Group of  Theoretical methods:

  • Thermo-EMF theory for proton conductive oxides was evaluated. The proposed approach described thermo-EMF data and for the first time allowed determining concentration and transfer heat for protons in oxides.
  • Theory of low temperature oxide properties determined by the tunnel centers (OH) was developed. Abnormally large values of isotope effects H/D/T for these properties were predicted.
  • Significant thermodynamic isotope effect H/D/T, its unusual behavior in kinetic isotope effects in proton-conductive oxides was predicted theoretically. The effect was confirmed experimentally.
  • Significant isotope effects H/D in conductivity of “hydrogen-free” current carriers for proton conductive oxides were theoretically predicted. This isotope effect in hole conduction was confirmed experimentally for electrotransport in BaZr0.9Y0.1O3-δ.
  • New method of studying the H/D isotope separation effect in the “nonstoihiometric oxide-gas” system was developed; the theoretical foundations and the first experimental confirmation of the isotope effect H/D for the hydrogen solubility in proton-conductive oxides were suggested.
  • Method of direct statistic-thermodynamic computer simulation and modeling of the nonstoihiometric compositions balance with gas phase for materials with complex electron structure and essentially nonideal ion subsystem was formulated.
  • Theory of defect formation and hydrogen dissolution in acceptor-doped proton conductive oxides based on direct statistic-mechanic description of the oxide-gas balance considering electron-hole and phonon subsystems was proposed.

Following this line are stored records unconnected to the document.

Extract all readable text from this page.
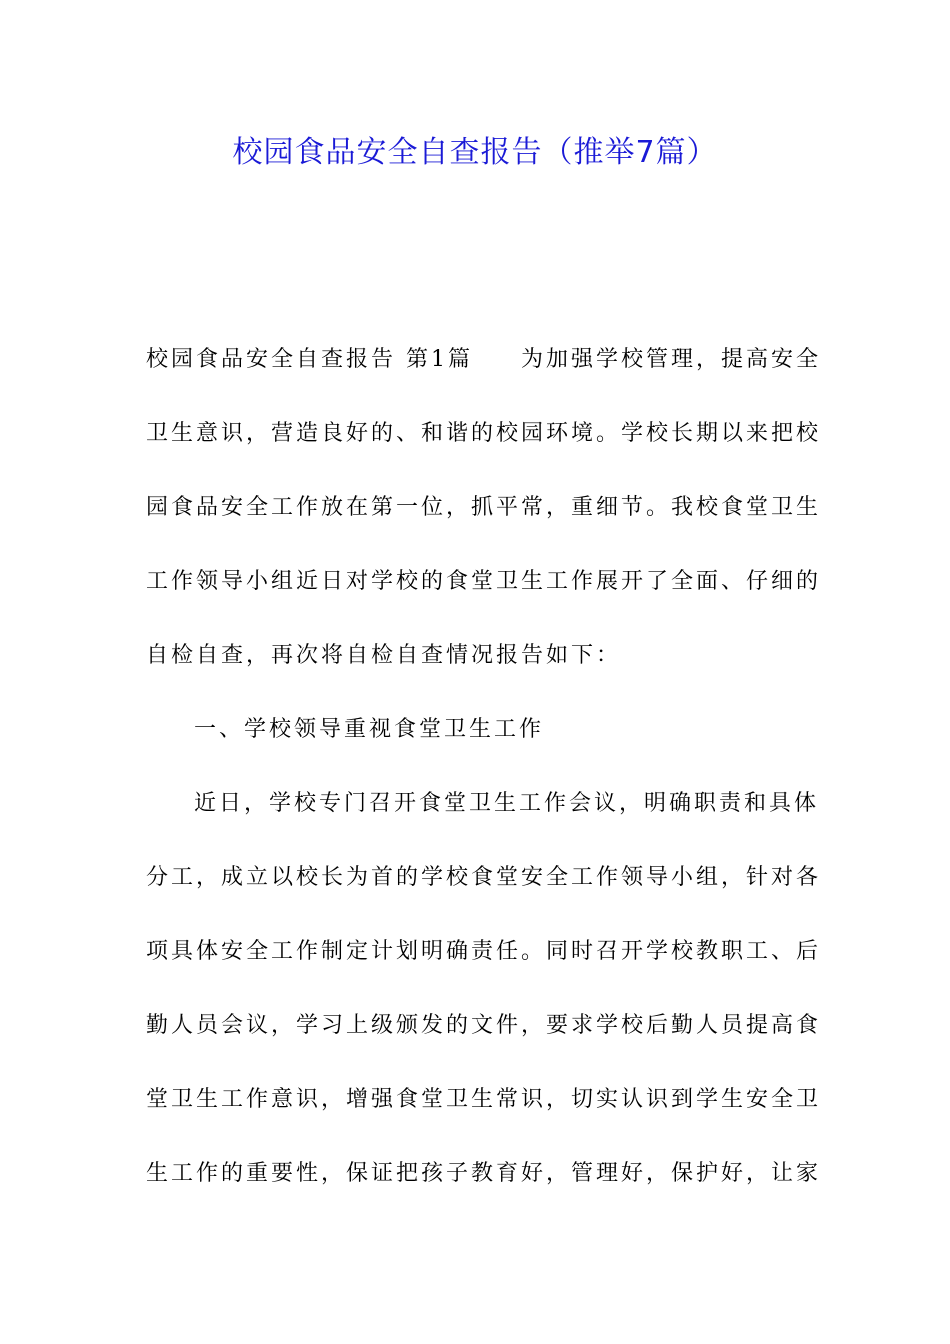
校园食品安全自查报告（推举7篇）
校园食品安全自查报告 第1篇 为加强学校管理，提高安全
卫生意识，营造良好的、和谐的校园环境。学校长期以来把校
园食品安全工作放在第一位，抓平常，重细节。我校食堂卫生
工作领导小组近日对学校的食堂卫生工作展开了全面、仔细的
自检自查，再次将自检自查情况报告如下：
一、学校领导重视食堂卫生工作
近日，学校专门召开食堂卫生工作会议，明确职责和具体
分工，成立以校长为首的学校食堂安全工作领导小组，针对各
项具体安全工作制定计划明确责任。同时召开学校教职工、后
勤人员会议，学习上级颁发的文件，要求学校后勤人员提高食
堂卫生工作意识，增强食堂卫生常识，切实认识到学生安全卫
生工作的重要性，保证把孩子教育好，管理好，保护好，让家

The data on hydrogen solubility and on contribution of different types of carriers to charge transfer for some oxides with fluorite and perovskite structures were explained using this theory.

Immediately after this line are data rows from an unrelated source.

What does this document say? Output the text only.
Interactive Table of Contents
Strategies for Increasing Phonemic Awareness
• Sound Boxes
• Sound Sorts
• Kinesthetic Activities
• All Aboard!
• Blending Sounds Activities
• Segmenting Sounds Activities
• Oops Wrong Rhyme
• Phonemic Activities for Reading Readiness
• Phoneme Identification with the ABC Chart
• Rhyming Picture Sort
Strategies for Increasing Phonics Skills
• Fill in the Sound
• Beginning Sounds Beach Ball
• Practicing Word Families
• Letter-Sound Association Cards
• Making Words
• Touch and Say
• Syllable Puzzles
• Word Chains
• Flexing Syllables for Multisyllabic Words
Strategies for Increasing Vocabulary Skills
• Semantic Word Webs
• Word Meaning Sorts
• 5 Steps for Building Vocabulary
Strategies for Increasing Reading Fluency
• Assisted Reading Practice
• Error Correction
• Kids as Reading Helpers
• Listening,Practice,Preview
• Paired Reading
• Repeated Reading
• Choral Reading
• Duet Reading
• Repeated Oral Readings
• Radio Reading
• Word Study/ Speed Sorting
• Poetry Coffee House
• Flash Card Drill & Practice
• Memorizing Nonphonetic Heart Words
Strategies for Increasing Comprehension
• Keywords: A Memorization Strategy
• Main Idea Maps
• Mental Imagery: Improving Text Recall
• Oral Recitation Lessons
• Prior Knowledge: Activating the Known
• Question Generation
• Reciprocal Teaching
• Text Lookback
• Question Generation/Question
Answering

  • New approach to the issue of phase transition between phases separated by energy barrier (the Kramers problem) using the discrete Wiener-Hopf equation was presented. This served as a foundation for an original process kinetics modeling technique of transfer processes in solid electrolytes which includes impact of medium-thermostat.

Applied research:

  • Software package of SEM image processing for functional electrochemical material microstructure description using the following parameters: porosity, phase fraction (for composite materials), distribution functions of pores sizes, and phase particles, extension of triple phase boundary, surface of grain contacts.
  • Program for calculation the rate of interphase exchange, diffusion coefficient and contribution of three types exchange obtained by isotope exchange method with gas phase analysis. The certificate of authorial registration in RUSPATENT N 20116140003 dated 24.05.2011.
  • Program for calculation of chemical coefficient exchange and diffusion coefficient according to data obtained by electroconductivity relaxation method. The certificate of authorial registration in RUSPATENT N 2011614002 dated 2.05.2011.
  • Software package for the tortuousness factor calculation by the Monte-Carlo method. The certificate of authorial registration in RUSPATENT N 2013660729 dated 18.11.2013.
  • Potentiometric sensors on the base of solid electrolytes for measuring the oxygen partial pressure in gas phase. These sensors are able to determine pO2 in the concentration range from pure oxygen to highly reducing medium containing hydrogen, nitrogen, and aqueous vapor. They are utilized to control vehicle exhaust gases and stationary fuel-firing arrangements in order to decrease noxious emissions and to increase energy efficiency; to control the composition of protected and technological gas medium in electronic industry and processes of thermochemical material treatment, in burning furnaces of ceramic industry; to determine oxygen in molten metals.
  • Electrochemical oxygen pumps which allows to produce extremely pure oxygen and to maintain controlled atmosphere to pO2=10 – 20 atm. They are used in medicine, in research organizations for performing experiments in controlled medium.